Second Union

Second Union

VINTAGE SUMMER: Fraternity Vacation (1985)

“If you don’t let them go, I will never ever speak to you again … and I’ll marry a Democrat!”

Fraternity Vacation, 1985 (Tim Robbins) New World Pictures

It’s not fair to start off this latest iteration of summer teen sex comedy madness with such a superior example as 1985’s Fraternity Vacation. Nary would you find a movie made with this kind of quality and precision. The pedigree is impressive with a mixture of new and old faces including a young Tim Robbins, Stephen Geoffreys, Matt McCoy, and Barbara Crampton, balanced with Charles Rocket, Max Wright, and Britt Eckland (among others).

You would surmise from the first frames the movie is in black & white, but think of that as a Wizard of Oz homage, and if ever there was a landmass to compete with Oz’s madness, it would have to be California. The cinematography is quite impressive for a movie of this kind. I feel like I’m going to keep saying that throughout the review, but I must reiterate that Fraternity Vacation is a different kind of teen sex comedy. Best friends, “Mother” (Robbins), Joe (Cameron Dye), and Wendell (Geoffreys) go to Palm Springs for the summer. Why you might ask? Perhaps they’re looking for love, or they’re looking for consequence-free sex. Who knows?

Of course, we have jerks. McCoy (no surprise there) leads up that pack. There’s a fierce rivalry among these boys. They take a nice apartment with striking vertical blinds and no furniture in the living room, but they don’t care as long as they have beds, so they can presumably seduce comely young bikini-clad females. Wendell cramps “Mother” and Joe’s style by being the all-purpose klutz of the movie. In fact, it is his visage that adorns the movie poster. The boys manage to get two babes to come back with them to their rooms. The girls perform a classic striptease for them. I’m pretty sure you can google it.

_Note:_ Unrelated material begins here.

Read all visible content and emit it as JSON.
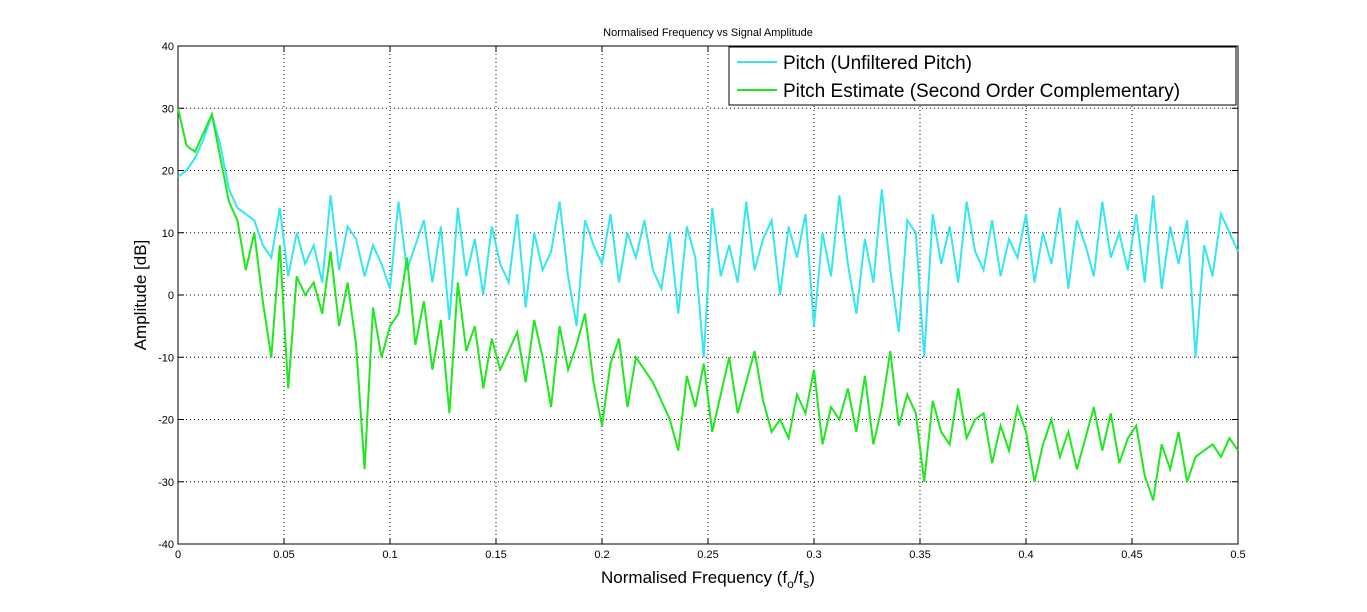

Now that I think of it, this is probably a fantasy; at least until they overhear some talk of social disease between the girls (courtesy of smarmy McCoy). I fear things aren’t going to go well for them. McCoy, I don’t understand. He’s like a perverted accountant or something. The straights make a bet with the slobs that one of theirs can bag the pretty blonde Ashley (Sheree J. Wilson) on the other balcony before the slobs. The bet is contingent on audio or visual proof. And we have the premise!

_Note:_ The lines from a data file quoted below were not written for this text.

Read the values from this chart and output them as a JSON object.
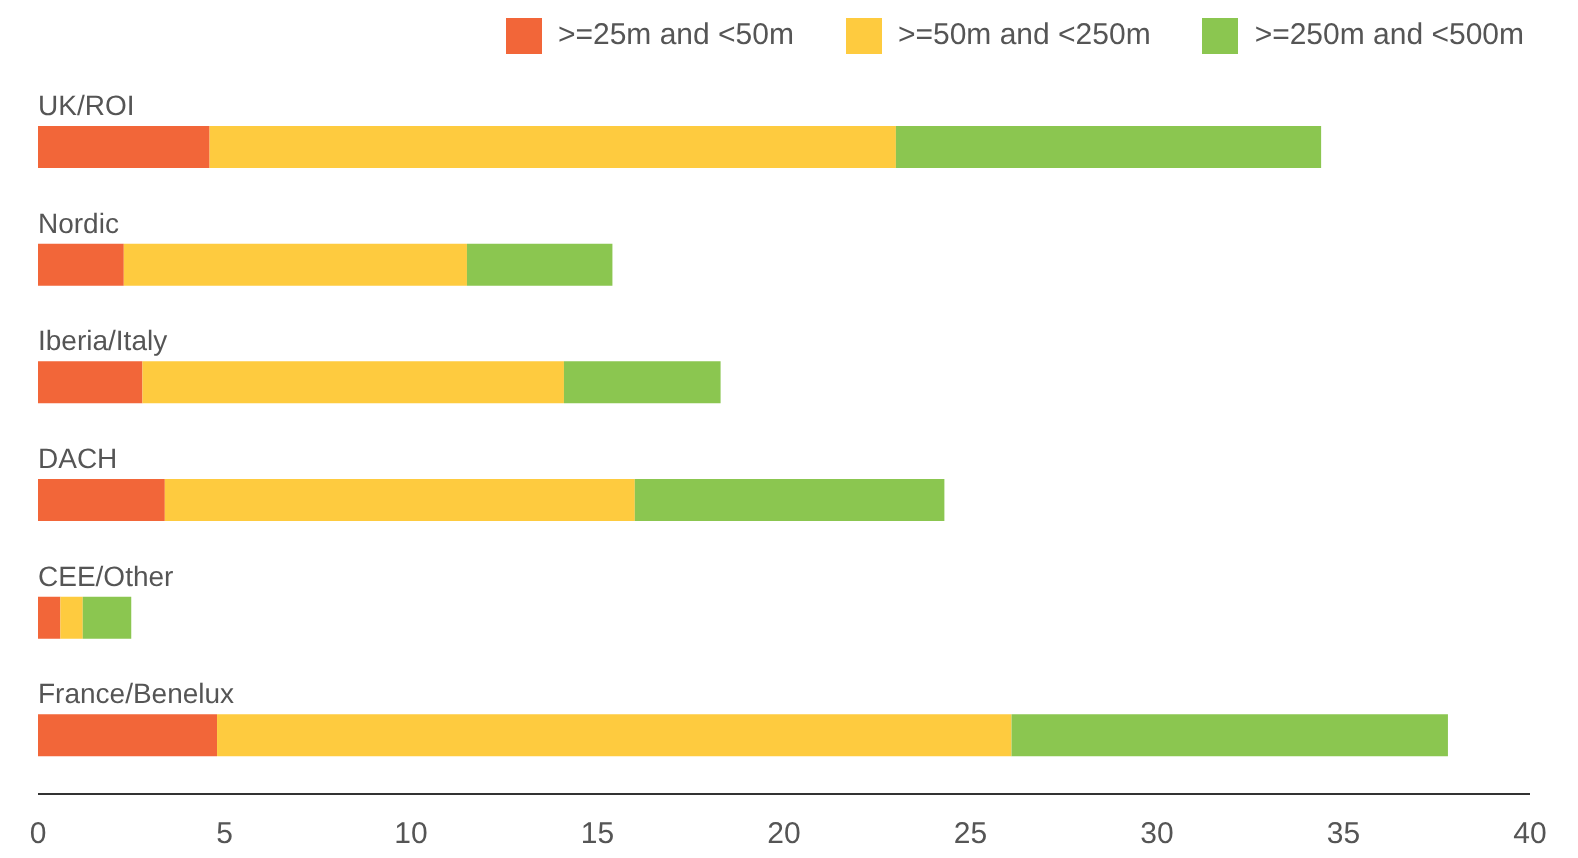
{
  "chart_data": {
    "type": "bar",
    "orientation": "horizontal",
    "stacked": true,
    "categories": [
      "UK/ROI",
      "Nordic",
      "Iberia/Italy",
      "DACH",
      "CEE/Other",
      "France/Benelux"
    ],
    "series": [
      {
        "name": ">=25m and <50m",
        "color": "#f26639",
        "values": [
          4.6,
          2.3,
          2.8,
          3.4,
          0.6,
          4.8
        ]
      },
      {
        "name": ">=50m and <250m",
        "color": "#fecb3f",
        "values": [
          18.4,
          9.2,
          11.3,
          12.6,
          0.6,
          21.3
        ]
      },
      {
        "name": ">=250m and <500m",
        "color": "#8bc650",
        "values": [
          11.4,
          3.9,
          4.2,
          8.3,
          1.3,
          11.7
        ]
      }
    ],
    "xlim": [
      0,
      40
    ],
    "xticks": [
      0,
      5,
      10,
      15,
      20,
      25,
      30,
      35,
      40
    ],
    "grid": false,
    "legend": "top right"
  }
}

Later, while club-hopping, Wendell strikes up a conversation with his Fright Night co-star Amanda Bearse. They make for a cute couple. He doesn’t seem all that interested in losing his virginity. Meanwhile, Joe obsesses over Ashley. They engage in poorly-thought-out childish theatrics to get the girl’s attention while Wendell lays rubber and rides horses with Amanda. The McCoys try their own tactics with Ashley, namely ’80s aerobics!

My only problem is that the girl doesn’t seem all that bright, and since we examine these types of movies through 2020 filters, the behavior on the part of the boys could be defined as predatory. Even Tim and his boy are not above this sort of behavior. As a 14-year-old, discovering this movie on satellite television, I didn’t have a problem with the content. When Joe tries to make a move, he’s suddenly overcome with guilt when she resists his advances. Interesting choice. Wendell is arrested after landing on an old woman’s balcony wearing only his underwear. Professional sour-puss John Vernon plays the no-nonsense Sheriff. He’s the cyclops of the movie; the image for young Wendell to overcome.

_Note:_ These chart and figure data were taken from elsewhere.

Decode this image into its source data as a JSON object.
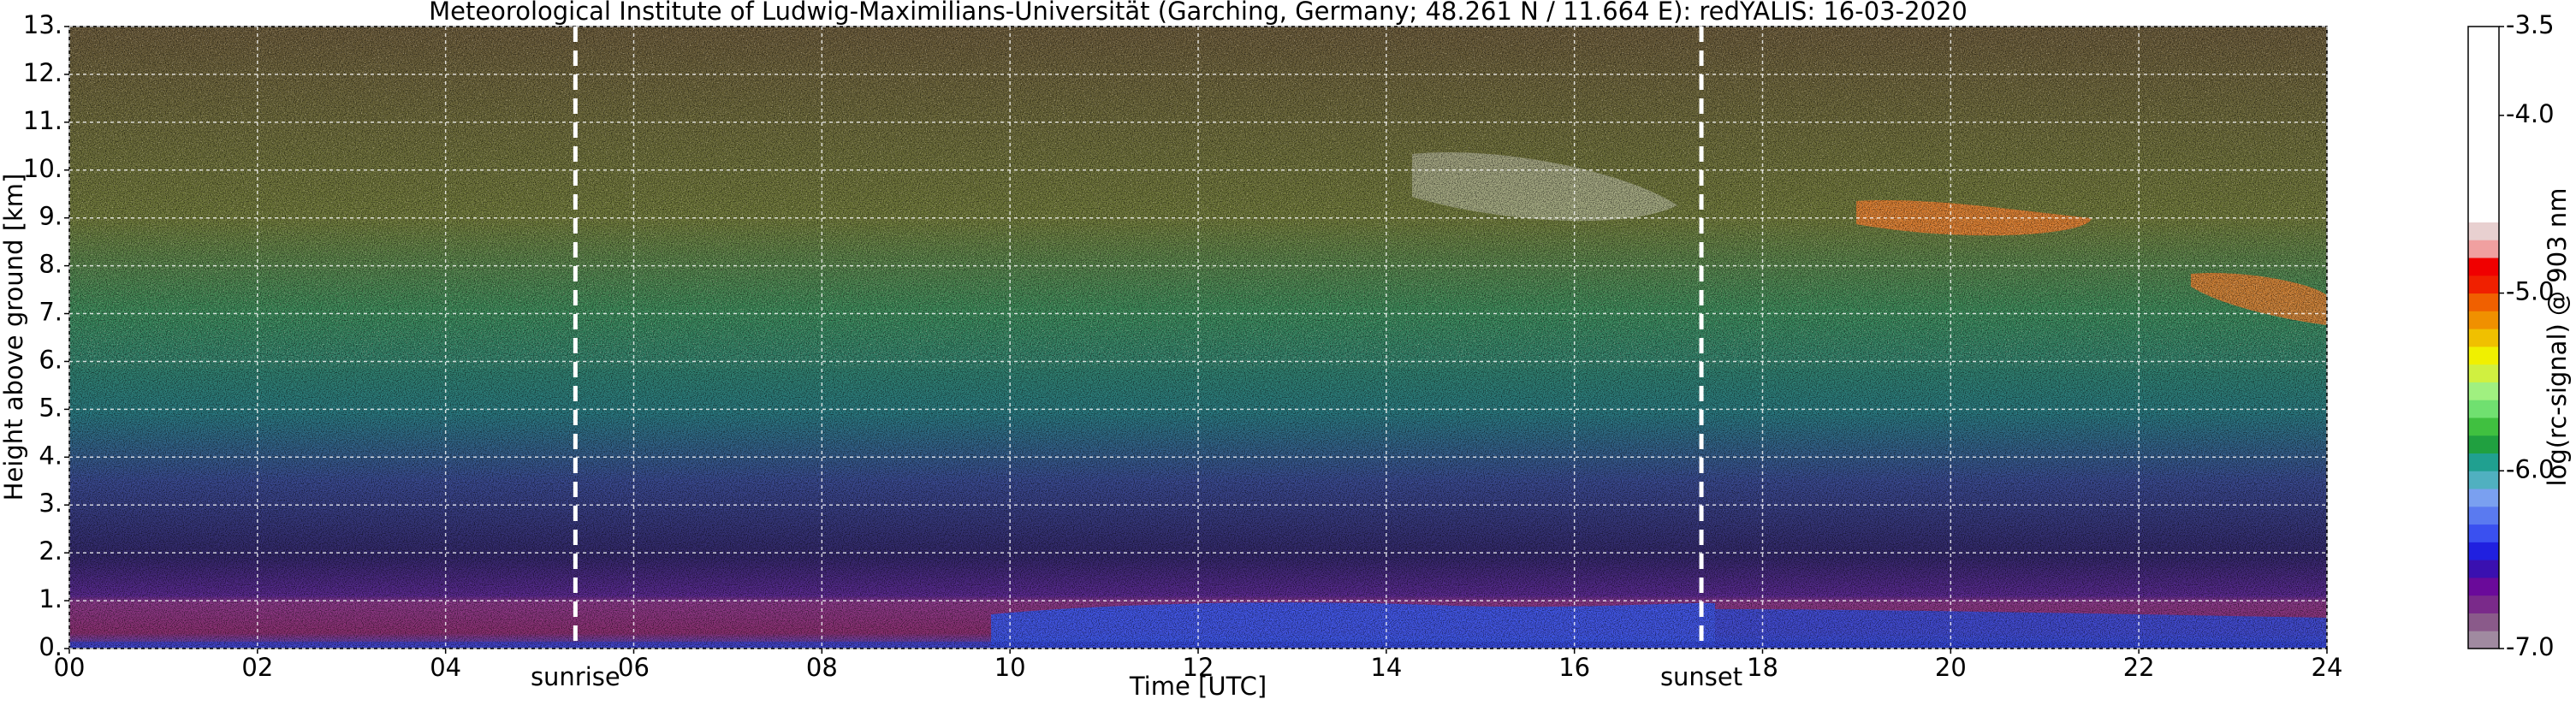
{
  "chart_data": {
    "type": "heatmap",
    "title": "Meteorological Institute of Ludwig-Maximilians-Universität (Garching, Germany; 48.261 N / 11.664 E):    redYALIS: 16-03-2020",
    "x_label": "Time [UTC]",
    "y_label": "Height above ground [km]",
    "xlim": [
      0,
      24
    ],
    "xticks": [
      {
        "value": 0,
        "label": "00"
      },
      {
        "value": 2,
        "label": "02"
      },
      {
        "value": 4,
        "label": "04"
      },
      {
        "value": 6,
        "label": "06"
      },
      {
        "value": 8,
        "label": "08"
      },
      10,
      12,
      14,
      16,
      18,
      20,
      22,
      24
    ],
    "ylim": [
      0,
      13
    ],
    "yticks": [
      {
        "value": 0,
        "label": "0."
      },
      {
        "value": 1,
        "label": "1."
      },
      {
        "value": 2,
        "label": "2."
      },
      {
        "value": 3,
        "label": "3."
      },
      {
        "value": 4,
        "label": "4."
      },
      {
        "value": 5,
        "label": "5."
      },
      {
        "value": 6,
        "label": "6."
      },
      {
        "value": 7,
        "label": "7."
      },
      {
        "value": 8,
        "label": "8."
      },
      {
        "value": 9,
        "label": "9."
      },
      {
        "value": 10,
        "label": "10."
      },
      {
        "value": 11,
        "label": "11."
      },
      {
        "value": 12,
        "label": "12."
      },
      {
        "value": 13,
        "label": "13."
      }
    ],
    "grid": true,
    "annotations": [
      {
        "text": "sunrise",
        "x": 5.38
      },
      {
        "text": "sunset",
        "x": 17.35
      }
    ],
    "colorbar": {
      "label": "log(rc-signal) @ 903 nm",
      "lim": [
        -7.0,
        -3.5
      ],
      "ticks": [
        {
          "value": -7.0,
          "label": "-7.0"
        },
        {
          "value": -6.0,
          "label": "-6.0"
        },
        {
          "value": -5.0,
          "label": "-5.0"
        },
        {
          "value": -4.0,
          "label": "-4.0"
        },
        {
          "value": -3.5,
          "label": "-3.5"
        }
      ],
      "colors": [
        "#a08aa0",
        "#8a5a8a",
        "#7a2a8a",
        "#6a0a9a",
        "#3a10b0",
        "#2020e0",
        "#3a50f0",
        "#5a7af0",
        "#7aa0f0",
        "#50b0c0",
        "#20a090",
        "#20a040",
        "#40c040",
        "#70e070",
        "#a0f080",
        "#d0f040",
        "#f0f000",
        "#f0c000",
        "#f09000",
        "#f06000",
        "#f02000",
        "#f00000",
        "#f0a0a0",
        "#e8d0d0",
        "#ffffff",
        "#ffffff",
        "#ffffff",
        "#ffffff",
        "#ffffff",
        "#ffffff",
        "#ffffff",
        "#ffffff",
        "#ffffff",
        "#ffffff",
        "#ffffff"
      ]
    }
  }
}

McCoy’s boy tries to get fresh with the girl, ostensibly during some yoga practice, but she knees him in the nuts. Wendell meets with Amanda’s parents. Her dad turns out to be … (drum roll) … John Vernon, which is pretty much what I figured would happen. Wendell surprisingly stands up for himself. He’s an outstanding young actor. Think of him as a much more talented version of “McLovin” from Superbad. Back to the premise. Both parties cheat in their bid to win the “Game of Ashley.” “Mother” and Joe doctor up some photographs and the McCoys make a fraudulent tape. It’s only then that Ashley discovers the plot.

The movie goes off the rails after that point; suddenly it becomes young people versus John Vernon. It seems like two movies were made and then joined at the hip, especially as the loose ends come flying together. I don’t know whether to fault the editing or storytelling. Director James Frawley made a name for himself as one of the chief creators of The Monkees television show then later as the director of The Muppet Movie. Barbara Crampton would become the Michelle Pfeiffer of Scream Queens. Amanda Bearse would become Al Bundy’s primary antagonist on Married With Children. Tim Robbins went on to become some kind of actor or something. I forget. He’s kind-of obscure.